Once you have finally made the big decision of where to earn your Full-Time MBA, a new set of priorities seems to come out of nowhere. Let’s start with a just a few to make your transition from work-life to student-life a little easier. Here’s what to do before you start your MBA.
After you have taken the plunge and submitted your deposit, now is the perfect time to take a long weekend to visit your future campus–even if you have already been there during the application process. You will have an outcomes based perspective and will know what to look for this time around.

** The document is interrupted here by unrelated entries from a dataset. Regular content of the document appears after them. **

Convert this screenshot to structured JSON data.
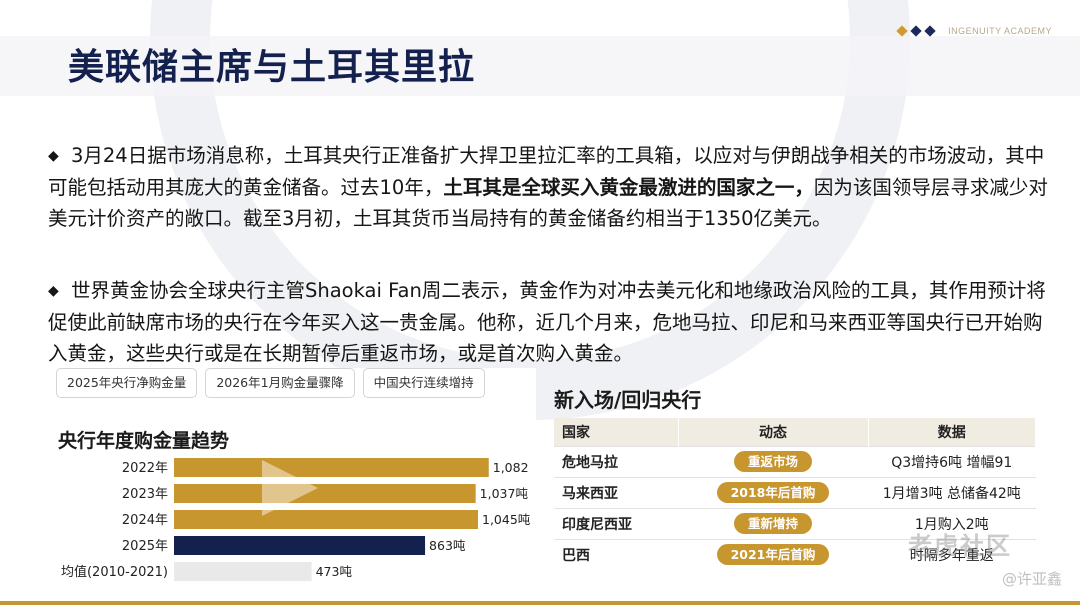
{
  "header": {
    "title": "美联储主席与土耳其里拉",
    "brand": "INGENUITY ACADEMY",
    "brand_colors": [
      "#d19a2f",
      "#1c2a5a",
      "#1c2a5a"
    ]
  },
  "body": {
    "bullet_icon": "◆",
    "p1_a": "3月24日据市场消息称，土耳其央行正准备扩大捍卫里拉汇率的工具箱，以应对与伊朗战争相关的市场波动，其中可能包括动用其庞大的黄金储备。过去10年，",
    "p1_bold": "土耳其是全球买入黄金最激进的国家之一，",
    "p1_b": "因为该国领导层寻求减少对美元计价资产的敞口。截至3月初，土耳其货币当局持有的黄金储备约相当于1350亿美元。",
    "p2": "世界黄金协会全球央行主管Shaokai Fan周二表示，黄金作为对冲去美元化和地缘政治风险的工具，其作用预计将促使此前缺席市场的央行在今年买入这一贵金属。他称，近几个月来，危地马拉、印尼和马来西亚等国央行已开始购入黄金，这些央行或是在长期暂停后重返市场，或是首次购入黄金。"
  },
  "left_panel": {
    "tabs": [
      "2025年央行净购金量",
      "2026年1月购金量骤降",
      "中国央行连续增持"
    ],
    "chart_title": "央行年度购金量趋势",
    "play_icon": "play-triangle-icon"
  },
  "chart_data": {
    "type": "bar",
    "orientation": "horizontal",
    "title": "央行年度购金量趋势",
    "categories": [
      "2022年",
      "2023年",
      "2024年",
      "2025年",
      "均值(2010-2021)"
    ],
    "values": [
      1082,
      1037,
      1045,
      863,
      473
    ],
    "value_labels": [
      "1,082",
      "1,037吨",
      "1,045吨",
      "863吨",
      "473吨"
    ],
    "colors": [
      "#c8962e",
      "#c8962e",
      "#c8962e",
      "#14204d",
      "#e9e9e9"
    ],
    "xlim": [
      0,
      1100
    ]
  },
  "right_panel": {
    "title": "新入场/回归央行",
    "headers": [
      "国家",
      "动态",
      "数据"
    ],
    "rows": [
      {
        "country": "危地马拉",
        "status": "重返市场",
        "data": "Q3增持6吨 增幅91"
      },
      {
        "country": "马来西亚",
        "status": "2018年后首购",
        "data": "1月增3吨 总储备42吨"
      },
      {
        "country": "印度尼西亚",
        "status": "重新增持",
        "data": "1月购入2吨"
      },
      {
        "country": "巴西",
        "status": "2021年后首购",
        "data": "时隔多年重返"
      }
    ]
  },
  "watermark": {
    "text": "老虎社区",
    "author": "@许亚鑫"
  }
}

You can also use this time to scout out housing if you are relocating. In addition to the campus, environment, and b-school facilities, your focus should be on the professional opportunities that exist in the school’s surrounding towns or city. Consider nearby internship and employment opportunities, and the area’s business community and diversified economy. This will be your home for at least two years, so why not settle in?
Figure out your finances
If you have reached this point in the graduate student experience, then you have hopefully thought about financing your degree. But now you actually have to nail down the details. After accepting any merit-based scholarships from your program of choice, you should research other forms of financial aid offered at your institution. Reach out to the financial aid office for a refresh on the steps of applying for aid–remember the FAFSA from undergrad? Take some time to look at outside scholarships using online resources like MoneyGeek and FinAid. Finally, get your credit in order before applying for a loan to cover the remaining costs. You don’t want any surprises!
Gracefully resign from your current position
Ideally, your boss would have already been clued in to your future plans and acted as a recommender for all of your applications. But sometimes that just isn’t possible. So first, share the good news with your recommenders. They have helped you reached your goals and should be thanked! Then, determine how much notice your supervisor would expect and speak with him or her in person. As awkward as this conversation can be, keep it professional! You will want to maintain your connections for future networking.